CDAP - CR.2024.0007 - 2024-04-15 - A.________/Service des automobiles et de la navigation

15 avril 2024Français18 min

I.

Source vd.ch

TRIBUNAL CANTONAL

COUR DE DROIT ADMINISTRATIF ET PUBLIC

Arrêt du 15 avril 2024

Composition

Mme Imogen Billotte, présidente; M. Christian Michel et

M. Marcel-David Yersin, assesseurs; Mme Cécile Favre, greffière.

Recourant

A.________ à

******** représenté par Me Tony DONNET-MONAY, avocat, à Lausanne,

Autorité intimée

Service des automobiles et de la

navigation, à Lausanne.

Objet

retrait de permis de conduire

Recours A.________ c/ décision sur réclamation du Service

des automobiles et de la navigation du 11 janvier 2024 (retrait de sécurité

du permis de conduire).

Vu les faits suivants:

A.

A.________, né en 1964, domicilié dans le canton de Vaud, est titulaire

du permis de conduire notamment de la catégorie B, depuis 1982. Il ressort du

système d'information relatif à l'admission à la circulation (SIAC) qu'il a

fait l'objet de dix retraits de permis de conduire pour des excès de vitesse

commis entre juin 2004 et avril 2021, de durées allant d'un à quatre mois. Il a

par ailleurs fait l'objet de quatre retraits du permis de conduire pour conduite

en état d'ébriété, pour des faits commis entre juin et août 2018, de durées

allant de sept à douze mois.

L'excès de vitesse commis en avril 2021 a fait

l'objet d'une mesure de retrait du permis de conduire d'une durée d'un mois,

selon la décision du Service des automobiles et de la navigation (ci-après: le

SAN), du 24 septembre 2021. Cette mesure devait être exécutée au plus tard du

23 mars jusqu'au 22 avril 2022 (y compris).

B.

Le 5 avril 2022, le véhicule immatriculé VD ******* a été contrôlé au

moyen d'un appareil de contrôle de vitesse, alors qu'il circulait à Lutry, sur

la route de Lavaux, à une vitesse de 69 km/h, déduction faite d'une marge de

sécurité de 3 km/h, sur un tronçon limité à 50 km/h. A.________ a reconnu être

le conducteur du véhicule au moment des faits, selon l'avis de dénonciation

établi par l'Association Police Lavaux (APOL), le 25 mai 2022.

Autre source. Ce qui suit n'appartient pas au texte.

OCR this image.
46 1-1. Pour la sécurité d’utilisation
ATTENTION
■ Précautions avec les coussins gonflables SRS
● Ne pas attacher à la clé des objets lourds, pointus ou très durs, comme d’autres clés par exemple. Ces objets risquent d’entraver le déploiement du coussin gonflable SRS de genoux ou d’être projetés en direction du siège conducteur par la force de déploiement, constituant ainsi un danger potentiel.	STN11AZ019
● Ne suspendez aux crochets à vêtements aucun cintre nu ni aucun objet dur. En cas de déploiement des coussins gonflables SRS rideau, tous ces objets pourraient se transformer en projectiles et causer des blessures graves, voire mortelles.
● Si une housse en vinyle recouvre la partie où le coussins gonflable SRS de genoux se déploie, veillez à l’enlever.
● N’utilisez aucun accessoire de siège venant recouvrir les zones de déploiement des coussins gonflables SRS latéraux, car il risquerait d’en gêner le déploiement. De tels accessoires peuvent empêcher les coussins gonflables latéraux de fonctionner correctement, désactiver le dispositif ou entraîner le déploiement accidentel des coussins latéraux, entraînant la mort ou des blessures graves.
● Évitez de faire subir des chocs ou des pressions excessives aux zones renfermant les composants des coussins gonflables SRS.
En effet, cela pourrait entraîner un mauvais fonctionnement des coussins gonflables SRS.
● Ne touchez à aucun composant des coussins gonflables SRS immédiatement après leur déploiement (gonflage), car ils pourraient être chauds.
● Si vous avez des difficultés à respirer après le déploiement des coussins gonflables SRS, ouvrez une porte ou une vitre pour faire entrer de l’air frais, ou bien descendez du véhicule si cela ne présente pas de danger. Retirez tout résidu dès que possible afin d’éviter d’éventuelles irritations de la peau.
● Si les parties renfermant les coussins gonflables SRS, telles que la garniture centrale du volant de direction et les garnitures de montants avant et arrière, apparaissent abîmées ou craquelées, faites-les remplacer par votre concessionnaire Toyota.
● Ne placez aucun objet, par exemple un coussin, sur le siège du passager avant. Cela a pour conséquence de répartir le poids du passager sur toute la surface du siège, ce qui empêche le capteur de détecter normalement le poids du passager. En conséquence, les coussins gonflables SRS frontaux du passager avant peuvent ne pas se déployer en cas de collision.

Le 29 septembre 2022, A.________ a été dénoncé au préfet

du district de Lavaux-Oron, pour excès de vitesse, avec copie au SAN.

Selon le rapport de l'APOL du 1er mars

2023, il a également été dénoncé pour avoir conduit le 5 avril 2022 en dépit

d'une mesure de retrait du permis de conduire (art. 10 al. 2 et 95 al. 1 de la

loi fédérale du 19 décembre 1958 sur la circulation routière [LCR; RS 741.01])

sur demande du SAN.

C.

Par ordonnance pénale du 24 octobre 2022, A.________ a été condamné à une

amende de 400 fr. pour excès de vitesse (art. 27 al. 1 et 90 al. 1 LCR; art. 4a

al. 1 let. a de l'ordonnance du 13 novembre 1962 sur les règles de la

circulation routière [OCR; RS 741.11]).

Par ordonnance pénale du 15 mars 2023, il a été

condamné pour conduite d'un véhicule automobile, malgré une mesure de retrait

du permis de conduire (art. 95 al. 1 let. b LCR), infraction commise le 5 avril

2022, à 60 jours-amende.

A.________ n'ayant pas formé opposition, ces

ordonnances sont entrées en force et sont exécutoires.

D.

Par avis du 7 juin 2023, le SAN a informé A.________ qu'il envisageait

de prononcer un retrait du permis de conduire de durée

indéterminée mais au minimum de 24 mois (délai d'attente), en raison de l'excès

de vitesse de 19 km/h en localité, commis le 5 avril 2022, et pour avoir

conduit en dépit d'une mesure de retrait du permis de conduire, étant précisé

que la mesure précitée pourrait être révoquée à la condition d'une expertise favorable.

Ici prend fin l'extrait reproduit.